I was hoping there would be an easy way to embed Jupyter notebooks in wordpress, but I haven’t found it.
So instead, I’ll try to duplicate some visual parts of the notebooks here, but mostly talk kind of meta about the class and the tools I’m using and problems I’ve run in to, while the actual work (notebooks with diagrams and derivations, code, results etc.) will all be in the gihub repo.
This is the first section of my notebook for this assignment. I used draw.io for the diagram – it’s a great web-based tool for drawings and diagrams. I’ve found Michael Neilsen’s online deep learning textbook really helpful.
I find diagrams really helpful to keep the dimensions of everything straight. This is a typical one-hidden-layer network:
And this is kind of a functional diagram of the network described in the assignment.
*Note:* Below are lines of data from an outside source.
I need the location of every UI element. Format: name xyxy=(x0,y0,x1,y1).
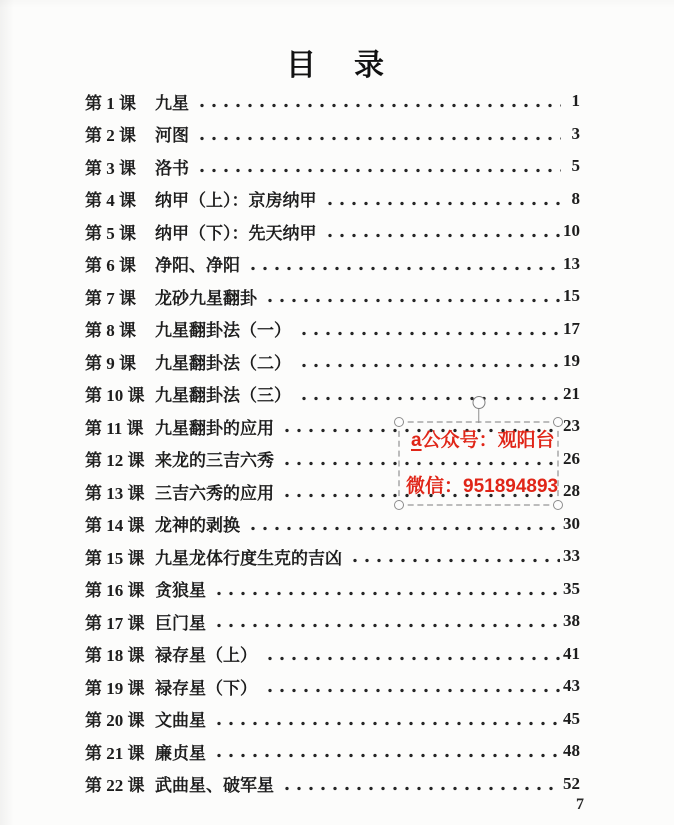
entry-lesson-label: 第 22 课 xyxy=(85,771,155,796)
entry-page-number: 3 xyxy=(564,124,580,144)
entry-lesson-label: 第 1 课 xyxy=(85,89,155,114)
watermark-textbox[interactable]: a公众号：观阳台 微信：951894893 xyxy=(398,421,559,506)
entry-page-number: 38 xyxy=(563,611,580,631)
entry-page-number: 17 xyxy=(563,319,580,339)
watermark-line2: 微信：951894893 xyxy=(406,476,558,498)
dots-leader xyxy=(263,280,560,313)
entry-title: 纳甲（下）：先天纳甲 xyxy=(155,219,320,244)
entry-lesson-label: 第 21 课 xyxy=(85,739,155,764)
entry-page-number: 19 xyxy=(563,351,580,371)
dots-leader xyxy=(246,248,560,281)
toc-entry: 第 3 课 洛书 5 xyxy=(85,150,580,183)
toc-entry: 第 1 课 九星 1 xyxy=(85,85,580,118)
dots-leader xyxy=(195,85,561,118)
toc-entry: 第 8 课 九星翻卦法（一） 17 xyxy=(85,313,580,346)
entry-title: 九星翻卦法（一） xyxy=(155,316,294,341)
entry-lesson-label: 第 2 课 xyxy=(85,121,155,146)
entry-page-number: 52 xyxy=(563,774,580,794)
entry-title: 九星翻卦法（三） xyxy=(155,381,294,406)
entry-page-number: 43 xyxy=(563,676,580,696)
toc-entry: 第 15 课 九星龙体行度生克的吉凶 33 xyxy=(85,540,580,573)
watermark-line1-underlined: a xyxy=(411,430,422,451)
entry-page-number: 10 xyxy=(563,221,580,241)
toc-entry: 第 21 课 廉贞星 48 xyxy=(85,735,580,768)
dots-leader xyxy=(280,768,560,801)
entry-page-number: 5 xyxy=(564,156,580,176)
entry-page-number: 15 xyxy=(563,286,580,306)
entry-lesson-label: 第 9 课 xyxy=(85,349,155,374)
entry-page-number: 41 xyxy=(563,644,580,664)
entry-title: 龙砂九星翻卦 xyxy=(155,284,260,309)
entry-lesson-label: 第 12 课 xyxy=(85,446,155,471)
watermark-line1: a公众号：观阳台 xyxy=(411,430,555,452)
entry-title: 九星翻卦的应用 xyxy=(155,414,277,439)
toc-entry: 第 4 课 纳甲（上）：京房纳甲 8 xyxy=(85,183,580,216)
footer-page-number: 7 xyxy=(576,796,584,814)
resize-handle-bottom-left[interactable] xyxy=(394,500,404,510)
entry-page-number: 8 xyxy=(564,189,580,209)
resize-handle-top-left[interactable] xyxy=(394,417,404,427)
document-page: 目 录 第 1 课 九星 1 第 2 课 河图 3 第 3 课 洛书 5 第 4… xyxy=(0,0,674,825)
rotate-handle-icon[interactable] xyxy=(472,396,485,409)
entry-title: 巨门星 xyxy=(155,609,209,634)
entry-title: 来龙的三吉六秀 xyxy=(155,446,277,471)
dots-leader xyxy=(297,378,560,411)
resize-handle-bottom-right[interactable] xyxy=(553,500,563,510)
entry-lesson-label: 第 18 课 xyxy=(85,641,155,666)
entry-title: 廉贞星 xyxy=(155,739,209,764)
dots-leader xyxy=(195,150,561,183)
toc-entry: 第 19 课 禄存星（下） 43 xyxy=(85,670,580,703)
entry-page-number: 21 xyxy=(563,384,580,404)
dots-leader xyxy=(323,183,562,216)
entry-page-number: 33 xyxy=(563,546,580,566)
entry-lesson-label: 第 11 课 xyxy=(85,414,155,439)
rotate-handle-stem xyxy=(478,408,480,423)
entry-page-number: 30 xyxy=(563,514,580,534)
entry-title: 纳甲（上）：京房纳甲 xyxy=(155,186,320,211)
toc-entry: 第 7 课 龙砂九星翻卦 15 xyxy=(85,280,580,313)
toc-entry: 第 18 课 禄存星（上） 41 xyxy=(85,638,580,671)
entry-title: 净阳、净阳 xyxy=(155,251,243,276)
toc-entry: 第 17 课 巨门星 38 xyxy=(85,605,580,638)
entry-page-number: 23 xyxy=(563,416,580,436)
entry-title: 龙神的剥换 xyxy=(155,511,243,536)
entry-page-number: 28 xyxy=(563,481,580,501)
entry-lesson-label: 第 16 课 xyxy=(85,576,155,601)
dots-leader xyxy=(212,703,560,736)
entry-title: 九星龙体行度生克的吉凶 xyxy=(155,544,345,569)
toc-entry: 第 5 课 纳甲（下）：先天纳甲 10 xyxy=(85,215,580,248)
entry-title: 贪狼星 xyxy=(155,576,209,601)
entry-lesson-label: 第 19 课 xyxy=(85,674,155,699)
entry-lesson-label: 第 7 课 xyxy=(85,284,155,309)
entry-title: 文曲星 xyxy=(155,706,209,731)
dots-leader xyxy=(297,345,560,378)
entry-page-number: 26 xyxy=(563,449,580,469)
entry-lesson-label: 第 15 课 xyxy=(85,544,155,569)
toc-entry: 第 10 课 九星翻卦法（三） 21 xyxy=(85,378,580,411)
entry-page-number: 1 xyxy=(564,91,580,111)
dots-leader xyxy=(263,670,560,703)
entry-title: 禄存星（上） xyxy=(155,641,260,666)
dots-leader xyxy=(212,735,560,768)
entry-title: 九星翻卦法（二） xyxy=(155,349,294,374)
toc-entry: 第 2 课 河图 3 xyxy=(85,118,580,151)
toc-entry: 第 9 课 九星翻卦法（二） 19 xyxy=(85,345,580,378)
watermark-line1-rest: 公众号：观阳台 xyxy=(422,430,555,451)
entry-title: 九星 xyxy=(155,89,192,114)
entry-lesson-label: 第 5 课 xyxy=(85,219,155,244)
entry-lesson-label: 第 10 课 xyxy=(85,381,155,406)
entry-title: 武曲星、破军星 xyxy=(155,771,277,796)
toc-entry: 第 20 课 文曲星 45 xyxy=(85,703,580,736)
entry-page-number: 13 xyxy=(563,254,580,274)
dots-leader xyxy=(195,118,561,151)
dots-leader xyxy=(323,215,561,248)
entry-lesson-label: 第 8 课 xyxy=(85,316,155,341)
dots-leader xyxy=(297,313,560,346)
entry-lesson-label: 第 20 课 xyxy=(85,706,155,731)
dots-leader xyxy=(212,573,560,606)
dots-leader xyxy=(348,540,560,573)
toc-entry: 第 14 课 龙神的剥换 30 xyxy=(85,508,580,541)
entry-page-number: 45 xyxy=(563,709,580,729)
dots-leader xyxy=(263,638,560,671)
page-title: 目 录 xyxy=(0,40,674,84)
entry-page-number: 35 xyxy=(563,579,580,599)
toc-entry: 第 22 课 武曲星、破军星 52 xyxy=(85,768,580,801)
entry-title: 禄存星（下） xyxy=(155,674,260,699)
entry-lesson-label: 第 14 课 xyxy=(85,511,155,536)
entry-lesson-label: 第 4 课 xyxy=(85,186,155,211)
entry-title: 洛书 xyxy=(155,154,192,179)
entry-lesson-label: 第 17 课 xyxy=(85,609,155,634)
toc-entry: 第 16 课 贪狼星 35 xyxy=(85,573,580,606)
entry-lesson-label: 第 3 课 xyxy=(85,154,155,179)
toc-entry: 第 6 课 净阳、净阳 13 xyxy=(85,248,580,281)
entry-lesson-label: 第 6 课 xyxy=(85,251,155,276)
entry-title: 三吉六秀的应用 xyxy=(155,479,277,504)
dots-leader xyxy=(212,605,560,638)
entry-page-number: 48 xyxy=(563,741,580,761)
dots-leader xyxy=(246,508,560,541)
entry-title: 河图 xyxy=(155,121,192,146)
entry-lesson-label: 第 13 课 xyxy=(85,479,155,504)
resize-handle-top-right[interactable] xyxy=(553,417,563,427)
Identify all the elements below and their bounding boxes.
Chris Beckham started doing something like this and I found it really helpful for making the connection between the loss derivatives done “on paper”, and the actual matrices and functions we need to code.
x is the n by p input vector
W is the m by n weight matrix
b is the m by p bias vector
h’ = Wx+b is the m by p vector of preactivations
h = f(h’) is the m by p vector of activations f is the activation function (often σ, the sigmoid, or tanh)
V is the q by m weight matrix
c is the m by p bias vector
y’ = Vh+c is the q by p vector of preactivations y = s(h’) is the q by p vector of activations s is the activation function (often softmax)
n is the number of input units
p is usually 1, i.e. the input is a vector not a matrix
m is the number of hidden units q is the number of output units
Bold denotes vectors/matrices
h’ and y’, the preactivations, are often denoted z
h and y, the activations, are often denoted a or o